In a remarkable show of restraint, Hawkeye actually obeyed us when we requested that he first tidy up his toys from the previous night before we sat down to the unwrapping frenzy. The Mister managed to snag a coffee and toast during this time, while I cursed a blue streak at the cat’s “present” and informed Mr. Darcy that he was on the naughty list. We were short of coal, however, so I retaliated by wrapping up his breakfast kibble in wrapping paper and making him work for it. The cat, bless him, is dumb as a fence post, and eventually I had to help him along by tearing a small hole in the paper, at which point he proceeded to try and lick the parcel open, pushing it across the floor with his nose because he hasn’t figured out that a paw would help him get better leverage. Merry effing Christmas, cat. Next time, try to not vomit on The Mister’s backpack, ok?
Then the human fun began. For having such a small, intimate Christmas of three, the amount of gifts under the tree was fairly enormous. This was of course helped along by the fact that some family sent or organised gifts for Hawkeye from abroad and friends with whom we had exchanged gifts beforehand. J sent me chocolates from Vienna which she sadistically wrapped individually inside her package and I decided to add to the pile under the tree. She never fails to indulge my love for all forms of Manner chocolate and Rum Kokos, and several samples even made it onto the Christmas tree, with the alcoholic ones near the top to avoid small curious fingers. A few even made it straight into my mouth when Hawkeye wasn’t looking.
He was far too busy anyway tearing into his presents. Despite my annual intentions not to overwhelm him with gifts, we always end up with a good number of them. Partially its our own desire to spoil him and partially it’s the inevitability of friends and family contributing to the present stack. This is the first year we even let him open all of his presents in one go, and even the, a few have remained unassembled to allow him time to enjoy playing with each new acquisition. The morning was a non-stop torrent of chatter about Paw Patrol and PJ Masks, transfomer Dinosaurs, “little” Lego (ie not Duplo), Bumblebee, and an ever increasing pile of chocolate. One of our luckier escapes was not having any AA batteries in the house, which has given us at least a day’s reprieve from discovering just how much noise the transforming dinosaur makes. Hawkeye made more than enough noise to compensate, sitting on the floor at one point singing “Bumblebee! Bumblebee! Bumble! Bumble! Bumblebee!”

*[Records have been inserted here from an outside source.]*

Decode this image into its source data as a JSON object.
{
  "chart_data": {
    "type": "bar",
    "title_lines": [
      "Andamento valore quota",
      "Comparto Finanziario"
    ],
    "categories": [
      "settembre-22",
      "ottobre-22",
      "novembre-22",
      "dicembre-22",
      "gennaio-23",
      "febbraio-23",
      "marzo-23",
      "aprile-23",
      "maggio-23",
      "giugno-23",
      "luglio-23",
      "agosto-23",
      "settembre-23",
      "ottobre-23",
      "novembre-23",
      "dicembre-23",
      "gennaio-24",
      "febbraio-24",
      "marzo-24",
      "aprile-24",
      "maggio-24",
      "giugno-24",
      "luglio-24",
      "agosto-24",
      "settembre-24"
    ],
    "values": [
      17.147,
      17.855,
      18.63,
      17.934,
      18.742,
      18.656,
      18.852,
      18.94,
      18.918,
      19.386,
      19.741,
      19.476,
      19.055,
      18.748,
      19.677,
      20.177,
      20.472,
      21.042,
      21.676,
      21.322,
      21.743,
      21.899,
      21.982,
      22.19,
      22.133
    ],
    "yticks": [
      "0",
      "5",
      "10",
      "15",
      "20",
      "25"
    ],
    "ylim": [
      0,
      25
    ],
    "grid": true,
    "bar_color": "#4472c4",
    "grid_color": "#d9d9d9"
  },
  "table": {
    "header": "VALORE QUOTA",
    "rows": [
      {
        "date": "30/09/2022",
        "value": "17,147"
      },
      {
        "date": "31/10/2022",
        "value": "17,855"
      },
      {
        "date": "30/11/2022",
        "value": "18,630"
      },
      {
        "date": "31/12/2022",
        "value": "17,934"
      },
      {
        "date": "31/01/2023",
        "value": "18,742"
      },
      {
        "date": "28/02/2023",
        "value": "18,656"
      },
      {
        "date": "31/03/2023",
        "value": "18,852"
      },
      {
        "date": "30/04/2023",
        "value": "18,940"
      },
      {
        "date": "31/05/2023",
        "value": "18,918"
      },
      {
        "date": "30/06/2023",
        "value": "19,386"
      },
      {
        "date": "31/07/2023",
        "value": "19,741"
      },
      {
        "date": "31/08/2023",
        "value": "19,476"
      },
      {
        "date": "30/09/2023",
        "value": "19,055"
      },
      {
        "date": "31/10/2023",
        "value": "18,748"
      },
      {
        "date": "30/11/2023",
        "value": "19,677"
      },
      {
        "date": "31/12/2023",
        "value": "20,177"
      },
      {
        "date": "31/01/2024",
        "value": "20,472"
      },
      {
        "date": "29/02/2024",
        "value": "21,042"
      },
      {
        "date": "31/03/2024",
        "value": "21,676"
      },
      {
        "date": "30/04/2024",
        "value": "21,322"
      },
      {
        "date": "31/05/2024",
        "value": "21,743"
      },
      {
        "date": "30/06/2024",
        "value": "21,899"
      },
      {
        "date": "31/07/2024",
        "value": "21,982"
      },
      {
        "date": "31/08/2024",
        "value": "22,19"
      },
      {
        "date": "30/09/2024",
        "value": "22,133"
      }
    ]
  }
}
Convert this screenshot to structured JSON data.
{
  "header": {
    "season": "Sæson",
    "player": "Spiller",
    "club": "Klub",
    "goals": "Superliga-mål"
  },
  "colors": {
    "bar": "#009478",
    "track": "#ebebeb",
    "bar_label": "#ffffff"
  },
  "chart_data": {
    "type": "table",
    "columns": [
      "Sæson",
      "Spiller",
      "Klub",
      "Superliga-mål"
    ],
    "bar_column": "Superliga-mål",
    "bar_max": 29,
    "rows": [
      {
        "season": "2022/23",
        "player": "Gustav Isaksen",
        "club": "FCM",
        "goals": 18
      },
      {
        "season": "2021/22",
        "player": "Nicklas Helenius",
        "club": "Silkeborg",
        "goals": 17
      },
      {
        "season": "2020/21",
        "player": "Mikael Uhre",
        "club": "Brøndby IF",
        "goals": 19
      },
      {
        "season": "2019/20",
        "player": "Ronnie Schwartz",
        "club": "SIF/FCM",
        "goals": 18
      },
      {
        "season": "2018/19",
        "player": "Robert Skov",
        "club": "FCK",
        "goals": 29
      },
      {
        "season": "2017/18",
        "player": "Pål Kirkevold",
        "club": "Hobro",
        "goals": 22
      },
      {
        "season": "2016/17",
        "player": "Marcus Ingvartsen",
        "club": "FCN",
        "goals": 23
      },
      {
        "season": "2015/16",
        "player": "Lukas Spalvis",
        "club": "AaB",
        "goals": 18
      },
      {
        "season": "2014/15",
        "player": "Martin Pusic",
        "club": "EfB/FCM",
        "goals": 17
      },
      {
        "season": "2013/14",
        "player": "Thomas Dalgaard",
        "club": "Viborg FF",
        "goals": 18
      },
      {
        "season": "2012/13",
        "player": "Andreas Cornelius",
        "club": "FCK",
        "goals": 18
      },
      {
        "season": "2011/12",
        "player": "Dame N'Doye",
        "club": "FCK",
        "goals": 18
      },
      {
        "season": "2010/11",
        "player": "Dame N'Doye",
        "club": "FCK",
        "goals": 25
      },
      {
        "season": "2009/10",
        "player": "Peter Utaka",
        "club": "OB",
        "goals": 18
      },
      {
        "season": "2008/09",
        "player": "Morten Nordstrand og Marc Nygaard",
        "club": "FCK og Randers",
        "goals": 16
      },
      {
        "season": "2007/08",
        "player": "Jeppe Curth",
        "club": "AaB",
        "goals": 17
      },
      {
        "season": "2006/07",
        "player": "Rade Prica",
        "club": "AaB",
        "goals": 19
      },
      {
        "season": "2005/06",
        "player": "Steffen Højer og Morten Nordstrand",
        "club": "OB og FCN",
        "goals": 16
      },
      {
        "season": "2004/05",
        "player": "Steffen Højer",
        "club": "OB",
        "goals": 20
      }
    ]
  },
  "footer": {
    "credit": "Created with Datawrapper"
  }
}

But I know that all of this is kind of extraneous, as Hawkeye so ably demonstrated while unwrapping one of he earliest gifts. One of his godparents, Mr. Kinch, has continued an annual tradition of expanding our holiday decorations with old school metal cast ornaments. This year, a snowman has joined our collection of angels, Santa, and Christmas stockings. However, before The snowman emerged from his protective packaging, Hawkeye pulled off the decorative wrapping paper, looked at the small white bundle in The Mister’s hand, and reverently whispered…
“Ooooooh….. a tissue!”
There was a short pause before The Mister redirected his attention to what was in the tissue, and once fully unwrapped Hawkeye wasted no time in adding the snowman to our tree. I texted a thank you to Mr. Kinch. “If I’d known he liked tissues,” Mr. Kinch replied, “I’d have gotten him a second one.”
And that was pretty much the most productive part of the day. I mustered up enough energy to throw on some laundry, but the rest of the day was spent playing with Hawkeye and I finished the evening with indulging guilt-free in one of my own gifts, a 1000 piece jigsaw puzzle, which I find to be a completely addictive and mesmerising hobby. Pre parenthood I might have stayed up late into the night to finish it but alas we are now burdened with an adorable alarm clock that just can’t be snoozed and I know that sooner rather than later I’ll be hearing “mommy, I’m thirsty” all over again.
Merry Christmas to all, and to all a good night.